Wikinvest Wire

Inside the GDP report

Friday, July 27, 2007

After a dismal showing in the first quarter, the U.S. economy grew at an annualized rate of 3.4 percent in the second quarter, the best performance in over a year. The details, however, contain some ominous signs for what may lay ahead.

Gross domestic product measures the total output of an economy or the combined value of all goods and services and is the most important indicator of economic health.

There are four major categories:

  • Personal consumption expenditures
  • Gross private domestic investment
  • Net exports of goods and services
  • Government consumption expenditures and gross investment
As shown in the chart below, consumer spending (in blue) has contributed the lion's share of growth in recent years but contracted sharply from a 2.56 percentage point contribution to overall GDP in the first quarter to just 0.89 percentage points in the second quarter.

With the exception of the Hurricane Katrina afected fourth quarter of 2005, this was the weakest period of consumer spending since the second quarter of 2001, and is roughly half of the average for the last four years.

You can see what might happen above based on the lagged effect of the housing boom on consumption.

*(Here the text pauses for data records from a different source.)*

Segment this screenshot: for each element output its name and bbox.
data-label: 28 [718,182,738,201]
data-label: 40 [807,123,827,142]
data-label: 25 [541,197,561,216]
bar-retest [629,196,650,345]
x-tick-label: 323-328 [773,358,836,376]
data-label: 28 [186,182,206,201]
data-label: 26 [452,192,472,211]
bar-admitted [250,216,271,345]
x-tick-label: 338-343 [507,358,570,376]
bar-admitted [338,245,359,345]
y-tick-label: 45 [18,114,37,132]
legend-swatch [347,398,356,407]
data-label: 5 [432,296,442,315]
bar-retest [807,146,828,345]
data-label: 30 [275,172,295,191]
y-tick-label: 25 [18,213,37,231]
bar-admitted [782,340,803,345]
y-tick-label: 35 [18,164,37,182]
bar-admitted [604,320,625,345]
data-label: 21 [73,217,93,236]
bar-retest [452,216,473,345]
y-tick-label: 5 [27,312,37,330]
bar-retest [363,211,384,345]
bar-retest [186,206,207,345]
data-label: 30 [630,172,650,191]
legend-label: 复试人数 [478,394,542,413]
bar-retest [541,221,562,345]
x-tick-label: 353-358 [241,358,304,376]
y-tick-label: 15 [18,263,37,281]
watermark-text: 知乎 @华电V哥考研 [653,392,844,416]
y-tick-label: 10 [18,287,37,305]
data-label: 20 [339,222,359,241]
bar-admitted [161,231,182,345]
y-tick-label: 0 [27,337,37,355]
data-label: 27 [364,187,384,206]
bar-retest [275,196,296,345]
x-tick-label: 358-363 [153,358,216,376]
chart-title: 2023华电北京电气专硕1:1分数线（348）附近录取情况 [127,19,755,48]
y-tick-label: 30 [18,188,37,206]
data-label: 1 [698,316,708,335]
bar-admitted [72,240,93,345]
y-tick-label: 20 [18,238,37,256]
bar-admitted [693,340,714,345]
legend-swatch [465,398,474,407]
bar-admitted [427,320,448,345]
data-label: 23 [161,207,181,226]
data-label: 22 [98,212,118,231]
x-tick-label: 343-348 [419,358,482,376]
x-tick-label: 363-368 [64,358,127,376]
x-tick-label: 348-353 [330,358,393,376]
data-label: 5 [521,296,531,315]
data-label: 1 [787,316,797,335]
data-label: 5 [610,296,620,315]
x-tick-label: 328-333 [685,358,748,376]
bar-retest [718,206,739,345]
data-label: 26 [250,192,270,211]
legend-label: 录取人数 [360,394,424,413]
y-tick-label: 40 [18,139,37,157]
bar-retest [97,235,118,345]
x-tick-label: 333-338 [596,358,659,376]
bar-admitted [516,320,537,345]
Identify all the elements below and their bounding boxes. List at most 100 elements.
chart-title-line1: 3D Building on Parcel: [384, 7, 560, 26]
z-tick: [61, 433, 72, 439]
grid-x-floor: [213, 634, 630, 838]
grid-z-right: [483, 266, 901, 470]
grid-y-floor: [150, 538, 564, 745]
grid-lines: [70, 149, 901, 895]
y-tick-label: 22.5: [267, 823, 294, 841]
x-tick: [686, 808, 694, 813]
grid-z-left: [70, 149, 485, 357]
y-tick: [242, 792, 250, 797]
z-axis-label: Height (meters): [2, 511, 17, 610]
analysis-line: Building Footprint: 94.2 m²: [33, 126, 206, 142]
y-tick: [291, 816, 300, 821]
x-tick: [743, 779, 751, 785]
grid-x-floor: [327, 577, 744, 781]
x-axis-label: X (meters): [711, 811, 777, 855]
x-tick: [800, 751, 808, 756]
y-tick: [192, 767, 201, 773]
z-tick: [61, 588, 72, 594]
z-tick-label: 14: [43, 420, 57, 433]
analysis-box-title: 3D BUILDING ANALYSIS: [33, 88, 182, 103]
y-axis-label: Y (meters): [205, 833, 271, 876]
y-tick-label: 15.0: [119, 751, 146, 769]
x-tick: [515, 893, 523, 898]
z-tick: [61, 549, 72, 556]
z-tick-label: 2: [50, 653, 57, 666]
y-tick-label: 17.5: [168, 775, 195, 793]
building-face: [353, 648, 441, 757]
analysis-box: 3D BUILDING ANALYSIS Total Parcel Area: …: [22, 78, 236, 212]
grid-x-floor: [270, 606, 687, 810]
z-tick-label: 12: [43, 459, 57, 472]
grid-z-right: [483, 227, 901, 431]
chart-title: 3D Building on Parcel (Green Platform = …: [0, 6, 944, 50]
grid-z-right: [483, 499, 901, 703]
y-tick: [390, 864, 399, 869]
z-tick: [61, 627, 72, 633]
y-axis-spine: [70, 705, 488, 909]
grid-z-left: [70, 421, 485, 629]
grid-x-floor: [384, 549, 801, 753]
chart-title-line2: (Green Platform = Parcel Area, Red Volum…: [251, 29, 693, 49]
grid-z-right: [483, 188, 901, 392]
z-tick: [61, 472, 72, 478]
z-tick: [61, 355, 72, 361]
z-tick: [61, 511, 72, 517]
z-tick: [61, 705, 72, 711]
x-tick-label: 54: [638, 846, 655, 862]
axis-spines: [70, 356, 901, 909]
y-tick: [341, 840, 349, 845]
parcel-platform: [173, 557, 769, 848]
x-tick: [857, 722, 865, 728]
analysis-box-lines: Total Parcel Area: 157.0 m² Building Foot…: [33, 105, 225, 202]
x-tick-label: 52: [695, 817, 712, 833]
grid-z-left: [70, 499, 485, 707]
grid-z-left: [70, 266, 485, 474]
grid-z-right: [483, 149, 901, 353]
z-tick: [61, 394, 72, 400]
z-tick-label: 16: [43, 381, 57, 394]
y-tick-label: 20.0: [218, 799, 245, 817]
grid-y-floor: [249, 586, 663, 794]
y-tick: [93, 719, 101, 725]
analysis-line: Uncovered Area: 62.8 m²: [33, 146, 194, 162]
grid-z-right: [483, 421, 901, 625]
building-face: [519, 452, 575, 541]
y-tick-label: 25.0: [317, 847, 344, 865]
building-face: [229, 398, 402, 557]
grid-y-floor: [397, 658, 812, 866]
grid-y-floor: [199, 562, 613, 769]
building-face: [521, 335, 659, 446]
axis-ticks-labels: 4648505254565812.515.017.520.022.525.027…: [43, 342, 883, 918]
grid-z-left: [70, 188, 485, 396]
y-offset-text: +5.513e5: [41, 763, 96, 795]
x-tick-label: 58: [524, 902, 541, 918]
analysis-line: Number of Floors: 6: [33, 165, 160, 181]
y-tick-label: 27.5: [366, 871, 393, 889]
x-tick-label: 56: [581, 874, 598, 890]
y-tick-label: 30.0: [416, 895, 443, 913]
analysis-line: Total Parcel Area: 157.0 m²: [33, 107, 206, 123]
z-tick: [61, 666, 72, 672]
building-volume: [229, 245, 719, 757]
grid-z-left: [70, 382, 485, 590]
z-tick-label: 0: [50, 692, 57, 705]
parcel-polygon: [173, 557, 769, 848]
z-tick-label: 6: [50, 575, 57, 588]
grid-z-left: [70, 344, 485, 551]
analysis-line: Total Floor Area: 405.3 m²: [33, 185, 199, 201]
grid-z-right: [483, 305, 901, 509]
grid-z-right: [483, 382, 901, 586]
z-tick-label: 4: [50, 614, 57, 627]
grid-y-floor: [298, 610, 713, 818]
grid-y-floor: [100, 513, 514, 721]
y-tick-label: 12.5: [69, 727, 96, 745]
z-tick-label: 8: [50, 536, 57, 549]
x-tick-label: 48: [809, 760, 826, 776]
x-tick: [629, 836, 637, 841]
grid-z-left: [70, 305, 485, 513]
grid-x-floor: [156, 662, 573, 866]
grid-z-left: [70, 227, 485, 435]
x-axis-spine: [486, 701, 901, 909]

Private domestic investment (in red), of which one-third is residential construction, began to wane early in 2006 and then turned negative - now consumer spending drops precipitously.

Where will consumer spending go from here?

The last time consumer spending detracted from economic growth was back in 1991, but just maintaining the current level will likely be enough to post a negative overall growth number given the volatility in the other components.

Consumer spending, driven in large part by the housing boom and increased debt, has been a prop under the U.S. economy for years - it may be that the prop is being removed.

AddThis Social Bookmark Button


Anonymous said...

If oil prices stay elevated (about 10 percent higher so far in Q3 vs. Q2), the positive net exports for Q2 will turn negative in Q3. It looks like the gubmnt needs to step up.

Anonymous said...

Your charts and graphs are sooooo pornographic, Google probably has a problem distinguishing them from a Playboy center-fold.

Anonymous said...

Very nice work on that chart Tim. This is simply original and clever.